In the first group, women reported on average 2.6 partners, men 3.7. In the second group, it was women 3.4 and men 4.2. In the third group, it was women 4.4 and men 4.0.

(The study looks at several other quantities, and some of them have even wider variance in the three settings.)

So, not surprisingly given the sexual double standards in our culture, men and women lie about their sexual behavior (men overstate, women understate), and do less so in an anonymous setting or when the lie is likely to be discovered.

Here is the reporting of the first group put to music:

[Update 8/18/07: so many people must have emailed her about the median versus average issue in the article that Gina Kolata wrote a clarification. Strangely, she does not explain, for the rest of the readers, what the difference is and why it is possible, if unlikely, to have very different medians for men and women. The claim in the clarification, by the way, is still wrong: those 9.4% of women with 15 or more partners could be accounting for all the missing sex.]

Lies, damn lies, and a Dutch trial

In CS70, the Berkeley freshman/sophomore class on discrete mathematics and probability for computer scientists, we conclude the section on probability with a class on how to lie with statistics. The idea is not to teach the students how to lie, but rather how not to be lied to. The lecture focuses on the correlation versus causation fallacy and on Simpson’s paradox.
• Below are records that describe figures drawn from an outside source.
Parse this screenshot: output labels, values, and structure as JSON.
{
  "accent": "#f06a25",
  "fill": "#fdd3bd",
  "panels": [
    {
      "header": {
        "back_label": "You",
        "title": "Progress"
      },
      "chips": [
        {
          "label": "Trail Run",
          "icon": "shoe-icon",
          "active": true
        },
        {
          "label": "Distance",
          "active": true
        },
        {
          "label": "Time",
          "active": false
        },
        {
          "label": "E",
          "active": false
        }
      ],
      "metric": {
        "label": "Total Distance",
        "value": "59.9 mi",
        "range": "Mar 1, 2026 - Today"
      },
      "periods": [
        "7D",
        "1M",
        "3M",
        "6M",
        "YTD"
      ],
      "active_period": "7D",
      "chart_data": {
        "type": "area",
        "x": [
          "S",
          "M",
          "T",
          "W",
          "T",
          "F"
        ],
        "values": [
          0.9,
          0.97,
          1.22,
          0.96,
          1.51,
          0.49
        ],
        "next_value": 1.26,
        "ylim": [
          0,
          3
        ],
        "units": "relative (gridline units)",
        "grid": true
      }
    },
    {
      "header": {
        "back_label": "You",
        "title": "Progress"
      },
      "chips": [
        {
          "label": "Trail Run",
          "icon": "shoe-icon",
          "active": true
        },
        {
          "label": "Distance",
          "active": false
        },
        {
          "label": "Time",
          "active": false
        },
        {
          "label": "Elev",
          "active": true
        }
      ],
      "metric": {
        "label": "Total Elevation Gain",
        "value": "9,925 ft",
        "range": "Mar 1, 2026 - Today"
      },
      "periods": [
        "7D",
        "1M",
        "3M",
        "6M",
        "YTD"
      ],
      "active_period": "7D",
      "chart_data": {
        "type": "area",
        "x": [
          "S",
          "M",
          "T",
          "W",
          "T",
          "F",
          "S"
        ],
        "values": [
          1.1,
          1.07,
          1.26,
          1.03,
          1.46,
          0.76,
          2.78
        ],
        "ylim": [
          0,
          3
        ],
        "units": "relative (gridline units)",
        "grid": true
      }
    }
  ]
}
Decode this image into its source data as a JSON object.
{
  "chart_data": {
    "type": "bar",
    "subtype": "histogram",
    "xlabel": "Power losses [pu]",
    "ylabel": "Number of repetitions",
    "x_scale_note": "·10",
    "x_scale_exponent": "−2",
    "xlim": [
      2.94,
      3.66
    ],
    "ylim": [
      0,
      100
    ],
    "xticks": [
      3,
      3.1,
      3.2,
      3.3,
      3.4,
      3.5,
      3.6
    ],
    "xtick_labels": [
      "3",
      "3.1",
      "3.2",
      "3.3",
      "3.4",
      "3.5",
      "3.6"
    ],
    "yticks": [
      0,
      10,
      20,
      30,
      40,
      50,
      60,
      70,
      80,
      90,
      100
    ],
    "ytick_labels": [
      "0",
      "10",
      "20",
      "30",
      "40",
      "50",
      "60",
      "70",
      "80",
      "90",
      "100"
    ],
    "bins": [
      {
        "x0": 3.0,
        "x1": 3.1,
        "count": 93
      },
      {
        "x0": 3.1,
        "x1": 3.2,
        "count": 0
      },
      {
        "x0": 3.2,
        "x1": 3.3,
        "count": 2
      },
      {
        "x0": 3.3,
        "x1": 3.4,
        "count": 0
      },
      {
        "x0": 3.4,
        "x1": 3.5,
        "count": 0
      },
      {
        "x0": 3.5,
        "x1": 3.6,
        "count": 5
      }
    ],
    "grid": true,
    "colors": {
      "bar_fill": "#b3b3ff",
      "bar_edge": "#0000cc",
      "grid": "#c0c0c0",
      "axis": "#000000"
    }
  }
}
My favorite way of explaining the correlation versus causation fallacy is to note that there is a high correlation between being sick and having visited a health care professional in the recent past. Hence we should prevent people from seeing doctors in order to make people healthier. Some HMOs in the US are already following this approach.

Today, a post in a New York Times science blog tells the story of a gross misuse of statistics in a Dutch trial that has now become a high-profile case. In the Dutch case two other, and common, fallacies have come up. One is, roughly speaking, neglecting to take a union bound. This is the fallacy of saying ‘I just saw the license plate California 3TDA614, what are the chances of that!’ The other is the computation of probabilities by making unwarranted independence assumptions.

Feynman has written eloquently about both, but I don’t have the references at hand. In particular, when he wrote on his Space Shuttle investigation committee work, he remarked that official documents had given exceedingly low probabilities of a major accident (of the order of one millionth per flight or less), even though past events have shown this probability to be more of the order of 1%. The low number was obtained by summing the probabilities of various scenarios, and the probability of each scenario was obtained by multiplying estimates for the probabilities that the various things that had to go wrong for that scenario to occur would indeed go wrong.

Christos Papadimitriou has the most delightful story on this fallacy. He mentioned in a lecture the Faloutsos-Faloutsos-Faloutsos paper on power law distributions in the Internet graph. One student remarked, wow, what are the chances of all the authors of a paper being called Faloutsos!